The area outside the gate for the Uganda flight in the Amsterdam airport was awash in people in coordinated t-shirts, always a sure sign the church groups were on the march. Sure enough, group #1 was "His Holy Hands" (picture of a halo over the African continent) and they were building a school. Group #2 was "Hope and Peace Ministries" (rising sun over the African continent) and they sponsored kids in villages and were going to visit them, group #3 was "Saviors of something or another" (big handshake across the African continent) and they were, well, I'm not sure what they were doing, but they all had thick East London accents and tattoos.
There were more. These were just the ones which came up and told me what they were doing. And believe me, they all will come up and tell you what they're doing if you make any sort of eye contact at all. Even passing glances.
I never really had contact with the missionary types or the summer "goin' to africa to save me some babies" crowd before. They weren't in my part of India, they hadn't made it to Liberia and they sure as hell weren't in Darfur, so my only previous contact with them was in the Kampala and Nairobi airports, where I would quietly judge them.
I can't help it. I know I shouldn't and I'm just being a horrible horrible snob and, given how ineffectual I feel much of the work we big, well funded, experienced NGOs do, I'm not even sure where I get off, but I just object SO strongly to these types of people. The ones that come out to Africa once a year to shower money on some village and will talk your ear off about how grateful everyone is and how it changed their lives seeing that little girl hold her first ever toy or whatever.

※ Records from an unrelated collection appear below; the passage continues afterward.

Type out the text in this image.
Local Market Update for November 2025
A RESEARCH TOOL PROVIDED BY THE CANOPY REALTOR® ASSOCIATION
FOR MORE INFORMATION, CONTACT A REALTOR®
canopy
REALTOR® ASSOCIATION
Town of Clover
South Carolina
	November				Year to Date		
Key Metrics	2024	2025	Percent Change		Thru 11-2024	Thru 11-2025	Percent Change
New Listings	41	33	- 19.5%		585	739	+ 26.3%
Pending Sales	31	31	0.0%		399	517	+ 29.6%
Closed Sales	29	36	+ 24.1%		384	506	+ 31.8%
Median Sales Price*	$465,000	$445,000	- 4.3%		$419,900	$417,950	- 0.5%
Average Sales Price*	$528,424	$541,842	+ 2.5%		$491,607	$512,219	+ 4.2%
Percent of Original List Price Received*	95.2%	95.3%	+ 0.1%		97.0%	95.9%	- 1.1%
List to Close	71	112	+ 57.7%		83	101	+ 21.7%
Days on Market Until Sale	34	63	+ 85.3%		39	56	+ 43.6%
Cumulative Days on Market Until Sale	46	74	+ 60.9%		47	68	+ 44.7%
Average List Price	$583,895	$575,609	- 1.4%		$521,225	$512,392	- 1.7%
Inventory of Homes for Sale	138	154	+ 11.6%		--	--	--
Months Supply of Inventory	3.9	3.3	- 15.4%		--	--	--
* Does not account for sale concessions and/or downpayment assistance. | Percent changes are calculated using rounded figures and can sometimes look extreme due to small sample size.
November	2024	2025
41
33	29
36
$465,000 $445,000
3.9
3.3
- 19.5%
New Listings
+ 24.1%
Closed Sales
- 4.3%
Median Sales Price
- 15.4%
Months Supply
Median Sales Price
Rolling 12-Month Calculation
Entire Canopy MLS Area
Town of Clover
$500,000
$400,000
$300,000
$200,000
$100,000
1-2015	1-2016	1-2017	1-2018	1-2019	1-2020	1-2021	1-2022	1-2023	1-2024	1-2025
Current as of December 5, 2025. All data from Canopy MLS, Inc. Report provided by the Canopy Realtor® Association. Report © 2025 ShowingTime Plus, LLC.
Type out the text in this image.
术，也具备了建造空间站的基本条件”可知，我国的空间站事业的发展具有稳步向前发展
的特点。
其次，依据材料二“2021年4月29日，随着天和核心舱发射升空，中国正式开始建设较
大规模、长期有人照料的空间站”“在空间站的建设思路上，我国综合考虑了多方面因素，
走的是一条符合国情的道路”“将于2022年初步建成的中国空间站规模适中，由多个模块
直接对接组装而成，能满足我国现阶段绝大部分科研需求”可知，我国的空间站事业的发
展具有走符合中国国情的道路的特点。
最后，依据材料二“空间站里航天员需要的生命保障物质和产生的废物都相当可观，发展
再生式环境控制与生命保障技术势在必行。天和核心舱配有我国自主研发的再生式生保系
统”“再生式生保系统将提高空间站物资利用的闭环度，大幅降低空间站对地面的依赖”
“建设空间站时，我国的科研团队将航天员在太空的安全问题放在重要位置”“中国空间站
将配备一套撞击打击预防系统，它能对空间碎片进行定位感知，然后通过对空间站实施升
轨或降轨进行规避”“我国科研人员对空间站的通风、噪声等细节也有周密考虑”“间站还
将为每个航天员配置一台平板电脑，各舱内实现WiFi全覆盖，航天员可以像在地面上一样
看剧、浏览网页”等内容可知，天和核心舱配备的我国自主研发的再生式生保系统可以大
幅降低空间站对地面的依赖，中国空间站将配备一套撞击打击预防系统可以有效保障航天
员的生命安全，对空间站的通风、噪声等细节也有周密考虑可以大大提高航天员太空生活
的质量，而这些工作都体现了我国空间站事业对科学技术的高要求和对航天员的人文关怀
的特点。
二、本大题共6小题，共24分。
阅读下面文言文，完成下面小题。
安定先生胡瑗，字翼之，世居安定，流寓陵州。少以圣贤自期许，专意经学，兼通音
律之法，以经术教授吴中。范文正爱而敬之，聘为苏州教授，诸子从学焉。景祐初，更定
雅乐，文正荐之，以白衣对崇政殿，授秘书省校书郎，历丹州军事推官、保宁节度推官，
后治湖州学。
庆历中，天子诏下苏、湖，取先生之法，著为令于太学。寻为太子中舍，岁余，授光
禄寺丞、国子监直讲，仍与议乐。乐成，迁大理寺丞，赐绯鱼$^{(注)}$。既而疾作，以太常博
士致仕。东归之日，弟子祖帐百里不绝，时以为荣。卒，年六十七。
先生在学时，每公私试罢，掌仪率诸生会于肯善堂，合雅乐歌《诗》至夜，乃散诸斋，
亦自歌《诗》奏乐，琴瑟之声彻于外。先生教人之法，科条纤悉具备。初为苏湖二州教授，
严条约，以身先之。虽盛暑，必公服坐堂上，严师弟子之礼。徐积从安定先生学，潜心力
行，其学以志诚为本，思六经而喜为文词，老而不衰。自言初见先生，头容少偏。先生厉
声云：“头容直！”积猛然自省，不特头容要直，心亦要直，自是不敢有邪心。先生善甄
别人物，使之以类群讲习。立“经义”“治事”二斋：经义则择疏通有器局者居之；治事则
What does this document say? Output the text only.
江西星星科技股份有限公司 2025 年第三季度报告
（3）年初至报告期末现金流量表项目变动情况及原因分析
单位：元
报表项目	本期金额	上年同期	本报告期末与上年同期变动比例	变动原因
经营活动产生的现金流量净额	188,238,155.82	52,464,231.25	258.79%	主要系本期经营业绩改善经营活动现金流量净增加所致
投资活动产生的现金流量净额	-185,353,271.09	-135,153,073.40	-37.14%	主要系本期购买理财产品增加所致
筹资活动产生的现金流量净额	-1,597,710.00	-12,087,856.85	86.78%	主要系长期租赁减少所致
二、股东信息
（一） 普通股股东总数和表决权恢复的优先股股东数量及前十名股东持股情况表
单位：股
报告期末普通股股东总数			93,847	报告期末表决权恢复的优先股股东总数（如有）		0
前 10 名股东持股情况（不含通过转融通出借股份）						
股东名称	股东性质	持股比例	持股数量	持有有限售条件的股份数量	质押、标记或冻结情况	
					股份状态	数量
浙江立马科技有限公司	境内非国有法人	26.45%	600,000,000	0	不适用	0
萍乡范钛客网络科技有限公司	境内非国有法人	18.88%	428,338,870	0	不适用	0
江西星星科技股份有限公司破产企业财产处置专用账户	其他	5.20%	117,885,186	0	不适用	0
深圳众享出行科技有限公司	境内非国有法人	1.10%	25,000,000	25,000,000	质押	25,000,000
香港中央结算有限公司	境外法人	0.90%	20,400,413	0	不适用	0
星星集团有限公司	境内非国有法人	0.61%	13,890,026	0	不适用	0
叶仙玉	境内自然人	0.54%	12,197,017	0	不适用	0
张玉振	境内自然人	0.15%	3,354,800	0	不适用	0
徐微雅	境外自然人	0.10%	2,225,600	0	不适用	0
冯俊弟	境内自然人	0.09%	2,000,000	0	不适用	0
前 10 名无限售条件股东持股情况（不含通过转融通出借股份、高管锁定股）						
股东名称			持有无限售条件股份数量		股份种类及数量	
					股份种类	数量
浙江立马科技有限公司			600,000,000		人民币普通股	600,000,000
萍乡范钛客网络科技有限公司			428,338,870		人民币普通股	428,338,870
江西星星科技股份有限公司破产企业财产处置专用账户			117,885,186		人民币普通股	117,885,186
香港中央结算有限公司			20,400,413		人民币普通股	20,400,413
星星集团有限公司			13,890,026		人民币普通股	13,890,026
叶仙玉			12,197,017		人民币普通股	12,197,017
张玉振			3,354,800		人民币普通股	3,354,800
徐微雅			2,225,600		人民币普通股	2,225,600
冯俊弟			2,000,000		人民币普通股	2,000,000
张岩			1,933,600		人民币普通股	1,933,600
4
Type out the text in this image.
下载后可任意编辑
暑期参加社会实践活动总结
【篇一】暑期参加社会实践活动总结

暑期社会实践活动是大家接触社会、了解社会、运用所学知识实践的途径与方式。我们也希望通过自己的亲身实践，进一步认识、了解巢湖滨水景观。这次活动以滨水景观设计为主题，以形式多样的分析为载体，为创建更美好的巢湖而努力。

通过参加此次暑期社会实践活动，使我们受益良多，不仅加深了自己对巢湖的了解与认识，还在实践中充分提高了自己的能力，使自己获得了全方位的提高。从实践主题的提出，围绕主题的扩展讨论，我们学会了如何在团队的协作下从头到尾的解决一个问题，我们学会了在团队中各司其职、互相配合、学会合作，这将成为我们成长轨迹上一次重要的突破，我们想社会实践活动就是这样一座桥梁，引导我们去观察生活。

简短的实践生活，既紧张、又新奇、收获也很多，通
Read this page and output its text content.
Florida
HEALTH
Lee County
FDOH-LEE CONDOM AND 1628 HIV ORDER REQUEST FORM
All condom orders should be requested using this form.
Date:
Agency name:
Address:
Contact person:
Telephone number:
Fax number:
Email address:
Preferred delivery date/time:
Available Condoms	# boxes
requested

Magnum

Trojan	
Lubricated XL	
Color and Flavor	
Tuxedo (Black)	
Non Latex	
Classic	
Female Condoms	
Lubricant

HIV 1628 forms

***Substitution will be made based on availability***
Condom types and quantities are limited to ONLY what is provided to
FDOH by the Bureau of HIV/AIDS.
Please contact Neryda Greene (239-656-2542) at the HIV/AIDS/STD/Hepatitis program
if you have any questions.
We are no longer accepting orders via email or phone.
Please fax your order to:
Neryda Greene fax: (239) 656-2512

See, I'm just nasty about it. I even kinda shocked a guy on the flight from Yei to Juba today. He started talking to me and it turned out he ran orphanages, which is one of my pet peeves, I hate them. Anyway, he was telling me about how they had this one little girl who was so smart and lovely and all and her mom (MOM people) came for her and he said no because he couldn't guarantee she'd get the same level of schooling in her home village. I told him I thought that was a bit paternalistic and I wasn't sure he had the right, morally or legally, to keep a girl from her family nor did I think the whole idea of a orphanage where the kids had living parents was particularly sensible.
He looked like I hit him. I'm sure he's never gotten anything but hugs, teary eyes and canonization from anyone for his work before.
I'm going to hell. Immediately. And I deserve it.